Le marché est attribué à A. Cette dernière ne fournit pas l’entier de la prestation demandée elle-même, mais recourt aux services cloud du sous-traitant B (Amazon Web Services EMEA S.à r.l.) basé au Luxembourg, une filiale de la société C (Amazon Web Services, Inc.) basée aux États-Unis. B assure que ses serveurs sont tous situés en Allemagne ou sur le territoire de l’Union européenne. Le sous-traitant fournit par ailleurs une garantie écrite qu’il ne divulguera pas les données récoltées à un tiers, sauf si cela est nécessaire pour se conformer à la loi ou à un ordre valable et contraignant d’une autorité. Il s’engage dans ce contexte à contester les demandes trop larges ou inappropriées, en particulier celles ne respectant pas le cadre européen relatif à la protection des données.
Un soumissionnaire concurrent attaque cette attribution auprès de la Vergabekammer du Bade-Wurtemberg en reprochant à l’offre de A de ne pas être conforme au RGPD en raison du recours au sous-traitant B et de son lien de subordination avec C. Le recours aux services cloud sur sol européen, mais dont la société mère est américaine implique, selon lui, un transfert de données illicite vers les États-Unis, et ce indépendamment du lieu d’hébergement des données. En raison des possibilités d’accès des autorités américaines réservées par le Cloud Act, il existe au moins un risque latent que ces dernières puissent accéder aux données externalisées ; cela suffit déjà pour reconnaître l’existence d’un transfert au sens des art. 44 ss RGPD. Or, selon l’arrêt Schrems II de la CJUE, les États-Unis ne disposent pas d’une législation jugée adéquate du point de vue du RGPD. Ce transfert doit par conséquent être qualifié d’illicite.

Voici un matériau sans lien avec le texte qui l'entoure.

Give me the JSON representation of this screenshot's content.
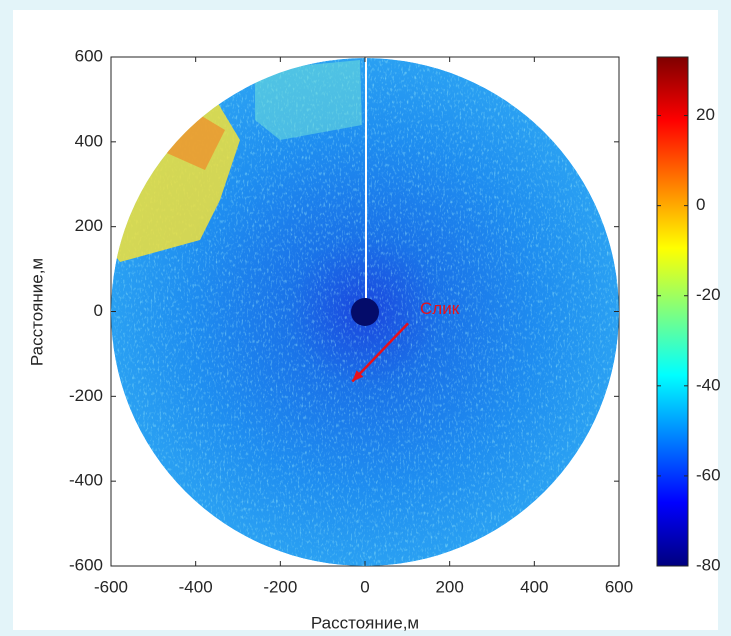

A se défend en arguant qu’une simple possibilité théorique d’accès depuis l’étranger ne constitue pas un transfert vers ce pays au sens des art. 44 ss RGPD. En outre, A et B ont pris toutes les dispositions complémentaires exigées par la jurisprudence Schrems II lors de l’implication d’un pays tiers dans un traitement de données. Non seulement ils ont fait usage des clauses contractuelles types en matière de protection des données (CCT), mais les données sont aussi chiffrées de sorte qu’elles ne peuvent de toute manière pas être lues par des tiers non autorisés. Finalement, B s’est engagé contractuellement vis-à-vis de A à assurer la prestation demandée conformément aux règlementations de l’Union européenne et de l’Allemagne. Il n’existe ainsi aucun élément concret qui indiquerait un futur non-respect des dispositions du RGPD.
La décision de la Vergabekammer du Bade-Wurtemberg (1 VK 23/22)
Par décision du 13 juillet 2022, la Vergabekammer du Bade-Wurtemberg donne raison au soumissionnaire concurrent et ordonne l’exclusion de A du marché public. En raison du recours à B dont la société mère est américaine, elle juge que la prestation ne serait pas conforme au RGPD comme l’exigent les critères fixés par l’appel d’offres. Elle estime que le recours aux services cloud de B constitue un transfert illicite de données vers les États-Unis.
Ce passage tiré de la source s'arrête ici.